McCoy is joined by 14 principal applicants who will oversee and advise on their areas of speciality. IMPACTT has broken down microbiome research into five platforms. The following is a list of the platforms along with the leads and co-leads:
- Gnotobiotic Animal Models
Dr. Kathy McCoy, PhD, University of Calgary (lead)/Dr. Paul Kubes, PhD, University of Calgary (co-lead)
- Human Cohort Design and Analysis
Dr. Anita Kozyrskyj, PhD, University of Alberta (lead)/Dr. Maria-Claire Arrieta, PhD, University of Calgary (co-lead)
- Microbial and Human Tissue Repository
Dr. Karen Madsen, PhD, University of Alberta (lead)/ Dr. Joe Harrison, PhD, University of Calgary (co-lead)
- Functional OMICS Platform
Dr. Laura Sycuro, PhD, University of Calgary (lead)/ Dr. Ian Lewis, PhD, University of Calgary (co-lead)
Dr. Celia Greenwood, PhD, McGill University (lead)/ Dr. William Hsiao, PhD, University of British Columbia and Dr. Fiona Brinkman, PhD, Simon Fraser University (co-leads)
The other principal applicants include:
- Dr. Markus Geuking, PhD, University of Calgary (lead) Educational Committee
- Dr. Diego Silva, PhD, University of British Columbia (lead) Ethics Committee
- Dr. Jayne Danska, PhD, University of Toronto, The Hospital for Sick Children (SickKids), (lead) Sex and Gender Champion
- Dr. Philippe Gros, PhD, McGill University.
Interested in this topic? Learn more:
- Learn more about these scholars’ research on the microbiome at the University of Calgary
The IMPACTT team also includes many co-applicants and collaborators across Canada that will provide additional expertise in specialized areas of microbiome research.

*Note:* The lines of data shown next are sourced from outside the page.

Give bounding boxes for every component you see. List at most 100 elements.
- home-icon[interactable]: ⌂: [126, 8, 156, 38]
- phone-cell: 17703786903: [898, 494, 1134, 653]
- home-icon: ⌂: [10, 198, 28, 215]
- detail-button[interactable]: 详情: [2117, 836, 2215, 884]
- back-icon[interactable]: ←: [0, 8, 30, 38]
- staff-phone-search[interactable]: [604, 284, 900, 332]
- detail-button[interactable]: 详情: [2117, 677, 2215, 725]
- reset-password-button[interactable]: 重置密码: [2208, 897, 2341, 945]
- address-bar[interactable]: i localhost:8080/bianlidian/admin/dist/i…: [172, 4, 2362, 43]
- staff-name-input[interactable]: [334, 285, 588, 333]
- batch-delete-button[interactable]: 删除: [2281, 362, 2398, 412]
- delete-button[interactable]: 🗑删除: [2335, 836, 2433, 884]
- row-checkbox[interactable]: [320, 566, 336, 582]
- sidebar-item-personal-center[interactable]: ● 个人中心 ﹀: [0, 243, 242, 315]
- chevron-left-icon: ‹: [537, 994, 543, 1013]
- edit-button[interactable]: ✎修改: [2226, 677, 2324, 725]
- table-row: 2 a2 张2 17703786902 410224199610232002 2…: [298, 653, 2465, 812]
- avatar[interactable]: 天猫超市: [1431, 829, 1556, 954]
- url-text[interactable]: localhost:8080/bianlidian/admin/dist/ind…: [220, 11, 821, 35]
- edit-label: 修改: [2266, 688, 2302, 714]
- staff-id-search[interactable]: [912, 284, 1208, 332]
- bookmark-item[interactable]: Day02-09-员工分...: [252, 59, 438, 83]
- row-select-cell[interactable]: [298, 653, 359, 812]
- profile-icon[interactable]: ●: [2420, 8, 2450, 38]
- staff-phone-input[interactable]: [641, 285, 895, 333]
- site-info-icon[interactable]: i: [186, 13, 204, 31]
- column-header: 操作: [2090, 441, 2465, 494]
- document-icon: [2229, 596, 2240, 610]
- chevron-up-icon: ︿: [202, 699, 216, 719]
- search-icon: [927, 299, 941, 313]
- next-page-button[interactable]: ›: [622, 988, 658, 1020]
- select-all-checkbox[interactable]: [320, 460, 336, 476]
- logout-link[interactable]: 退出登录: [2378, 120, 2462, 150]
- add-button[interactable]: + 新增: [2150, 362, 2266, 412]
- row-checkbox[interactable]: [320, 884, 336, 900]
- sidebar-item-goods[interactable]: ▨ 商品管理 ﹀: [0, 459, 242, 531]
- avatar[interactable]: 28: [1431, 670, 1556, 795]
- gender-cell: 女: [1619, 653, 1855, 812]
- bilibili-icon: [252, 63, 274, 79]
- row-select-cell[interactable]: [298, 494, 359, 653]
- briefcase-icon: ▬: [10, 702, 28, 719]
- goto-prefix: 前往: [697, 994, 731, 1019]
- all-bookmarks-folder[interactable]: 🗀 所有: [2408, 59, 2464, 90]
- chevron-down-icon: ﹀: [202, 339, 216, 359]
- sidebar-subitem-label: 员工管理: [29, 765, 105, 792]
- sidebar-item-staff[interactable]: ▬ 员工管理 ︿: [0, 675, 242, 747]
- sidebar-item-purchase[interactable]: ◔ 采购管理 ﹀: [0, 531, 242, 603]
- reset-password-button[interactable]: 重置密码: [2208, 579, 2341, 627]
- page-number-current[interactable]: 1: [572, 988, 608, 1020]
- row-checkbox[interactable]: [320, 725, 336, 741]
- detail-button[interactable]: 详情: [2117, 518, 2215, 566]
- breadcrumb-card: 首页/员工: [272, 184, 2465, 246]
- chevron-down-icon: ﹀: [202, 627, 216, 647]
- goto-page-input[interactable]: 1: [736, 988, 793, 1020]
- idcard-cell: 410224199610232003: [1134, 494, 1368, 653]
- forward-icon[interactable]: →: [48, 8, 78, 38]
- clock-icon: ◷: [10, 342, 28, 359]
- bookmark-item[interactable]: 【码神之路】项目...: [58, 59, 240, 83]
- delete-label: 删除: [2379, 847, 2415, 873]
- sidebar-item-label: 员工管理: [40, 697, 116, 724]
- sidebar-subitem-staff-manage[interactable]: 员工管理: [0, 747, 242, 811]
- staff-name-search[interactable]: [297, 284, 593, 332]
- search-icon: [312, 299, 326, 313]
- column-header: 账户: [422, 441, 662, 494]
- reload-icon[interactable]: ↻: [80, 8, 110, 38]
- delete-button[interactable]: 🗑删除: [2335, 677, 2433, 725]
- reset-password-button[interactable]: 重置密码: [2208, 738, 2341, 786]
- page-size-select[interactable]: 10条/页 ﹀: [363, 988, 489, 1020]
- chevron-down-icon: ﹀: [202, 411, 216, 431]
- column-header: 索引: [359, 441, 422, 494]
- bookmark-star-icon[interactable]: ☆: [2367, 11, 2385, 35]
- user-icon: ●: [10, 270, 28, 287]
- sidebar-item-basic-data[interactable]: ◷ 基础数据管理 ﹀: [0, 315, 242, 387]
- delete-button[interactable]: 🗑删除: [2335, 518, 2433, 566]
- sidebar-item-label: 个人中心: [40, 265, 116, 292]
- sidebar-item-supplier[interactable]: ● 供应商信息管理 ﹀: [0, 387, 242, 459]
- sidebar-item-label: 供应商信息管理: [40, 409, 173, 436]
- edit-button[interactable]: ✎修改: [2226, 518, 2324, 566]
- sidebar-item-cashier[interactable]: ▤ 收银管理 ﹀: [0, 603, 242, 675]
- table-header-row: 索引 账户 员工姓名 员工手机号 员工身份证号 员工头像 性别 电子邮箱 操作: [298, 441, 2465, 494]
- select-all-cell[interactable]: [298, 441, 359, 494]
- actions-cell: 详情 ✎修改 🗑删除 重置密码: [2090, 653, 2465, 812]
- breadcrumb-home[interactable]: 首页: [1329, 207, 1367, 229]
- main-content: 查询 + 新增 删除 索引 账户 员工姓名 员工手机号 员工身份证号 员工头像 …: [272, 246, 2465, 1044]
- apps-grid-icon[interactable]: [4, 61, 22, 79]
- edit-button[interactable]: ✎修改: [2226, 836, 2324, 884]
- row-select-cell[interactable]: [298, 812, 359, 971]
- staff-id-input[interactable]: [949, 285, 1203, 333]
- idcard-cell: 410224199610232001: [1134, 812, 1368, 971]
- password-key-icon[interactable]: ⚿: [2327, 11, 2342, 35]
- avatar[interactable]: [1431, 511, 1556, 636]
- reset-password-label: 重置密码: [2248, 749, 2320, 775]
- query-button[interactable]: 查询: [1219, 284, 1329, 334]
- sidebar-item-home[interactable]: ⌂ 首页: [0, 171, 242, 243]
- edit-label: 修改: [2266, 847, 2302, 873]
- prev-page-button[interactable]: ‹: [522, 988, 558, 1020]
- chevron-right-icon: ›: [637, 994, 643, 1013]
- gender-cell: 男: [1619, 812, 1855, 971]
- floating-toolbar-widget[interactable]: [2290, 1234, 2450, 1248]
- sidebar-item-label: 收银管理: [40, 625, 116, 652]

The IMC is a unique world-class centre designed to mobilize ground-breaking research into the prevention and treatment of chronic diseases. With support from Western Economic Diversification Canada, the Government of Alberta, and the CSM, the IMC provides cutting-edge tools to study the microbiome, allowing the university to be a leader in this evolving field of research. The centre opened in November, 2017.
Dr. Kathy McCoy, PhD, is a professor in the Department of Physiology & Pharmacology and a member of the Snyder Institute for Chronic Disease at the Cumming School of Medicine.
Dr. Paul Kubes, PhD, is a professor in the departments of Physiology & Pharmacology, Medicine, Critical Medicine, and Microbiology, Immunology & Infectious Disease at the CSM and is the director of the Snyder Institute for Chronic Disease.
The University of Calgary is uniquely positioned to find solutions to key global challenges. Through the research strategy for Infections, Inflammation, and Chronic Diseases in the Changing Environment (IICD), top scientists lead multidisciplinary teams to understand and prevent the complex factors that threaten our health and economies.